Things didn’t go particularly smooth for this fund since its stocks have shed more than 20 percent of their value since LINK’s inception in May. Hut 8 Mining Corp is at the top of its holdings list with a 10.8 percent share.


Harvest Portfolios was responsible for launching the country’s first Bitcoin ETF, HBLK, which focuses both on large-scale and small-scale Blockchain businesses. Notably, this became the very first Canadian ETF that got the green light from regulators. Back in February, the Ontario Securities Commission approved the ETF.     

Yahoo! Finance

The main purpose of this ETF is to become an entry point for investors who are seeking access to the burgeoning tech sector. Subsequently, they buy the stocks of already established companies.   


In June 2018, the Horizons fund was listed on the Toronto Stock Exchange (yet another Canadian Blockchain ETF on our list). In 2018, Blockchain ETFs became the salient feature of the country’s biggest stock exchange.  

Yahoo! Finance

The fund’s chief executive officer Steve Hawkins claims that he is not sure how big the adoption of the Blockchain technology is going to be, but the investments are necessary for building out the technology. BKCH, according to Hawkins, is focusing on well-established companies (the holdings of this ETF include the stocks of Nvidia Corp. and Digital Realty Trust Inc.).

What differs Blockchain ETFs from Bitcoin ETFs?

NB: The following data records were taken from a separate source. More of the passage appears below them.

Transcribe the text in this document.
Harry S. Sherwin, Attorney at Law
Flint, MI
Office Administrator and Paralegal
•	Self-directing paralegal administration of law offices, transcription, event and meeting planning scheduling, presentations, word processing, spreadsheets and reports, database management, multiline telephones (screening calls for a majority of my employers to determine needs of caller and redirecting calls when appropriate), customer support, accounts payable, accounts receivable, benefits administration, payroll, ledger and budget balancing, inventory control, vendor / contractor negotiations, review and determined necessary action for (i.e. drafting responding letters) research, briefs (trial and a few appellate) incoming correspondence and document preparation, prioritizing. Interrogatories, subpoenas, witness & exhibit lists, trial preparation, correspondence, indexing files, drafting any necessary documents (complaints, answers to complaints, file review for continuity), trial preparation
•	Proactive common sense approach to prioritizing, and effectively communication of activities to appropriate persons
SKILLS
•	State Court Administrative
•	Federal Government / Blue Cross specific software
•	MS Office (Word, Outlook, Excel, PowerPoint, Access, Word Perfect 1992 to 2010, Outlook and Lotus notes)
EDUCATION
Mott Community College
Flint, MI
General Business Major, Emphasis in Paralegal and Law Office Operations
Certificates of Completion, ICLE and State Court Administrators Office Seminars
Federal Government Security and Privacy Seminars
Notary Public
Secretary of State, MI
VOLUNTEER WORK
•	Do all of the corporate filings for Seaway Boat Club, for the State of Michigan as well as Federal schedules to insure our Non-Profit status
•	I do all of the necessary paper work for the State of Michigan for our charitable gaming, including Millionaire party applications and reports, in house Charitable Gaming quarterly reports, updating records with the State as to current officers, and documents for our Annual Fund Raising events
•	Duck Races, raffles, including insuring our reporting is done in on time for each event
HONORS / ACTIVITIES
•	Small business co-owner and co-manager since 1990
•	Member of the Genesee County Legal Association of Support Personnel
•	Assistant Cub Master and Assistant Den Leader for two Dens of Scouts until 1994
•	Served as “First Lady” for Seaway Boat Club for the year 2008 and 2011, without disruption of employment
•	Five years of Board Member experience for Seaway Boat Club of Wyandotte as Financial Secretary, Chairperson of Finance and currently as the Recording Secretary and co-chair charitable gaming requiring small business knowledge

Since there is a lot of confusion, it is worth pointing out that no aforementioned Blockchain stocks are dealing directly with cryptocurrencies. The Winklevoss brothers were on track to launch their own Bitcoin ETF, but they didn’t get the approval from the SEC. Bitcoin ETFs are seen as a catalyst for the next bull market, but SEC commissioner Hester Peirce (better known as ‘Crypto mom’), claims that it could take years for the much-anticipated approval.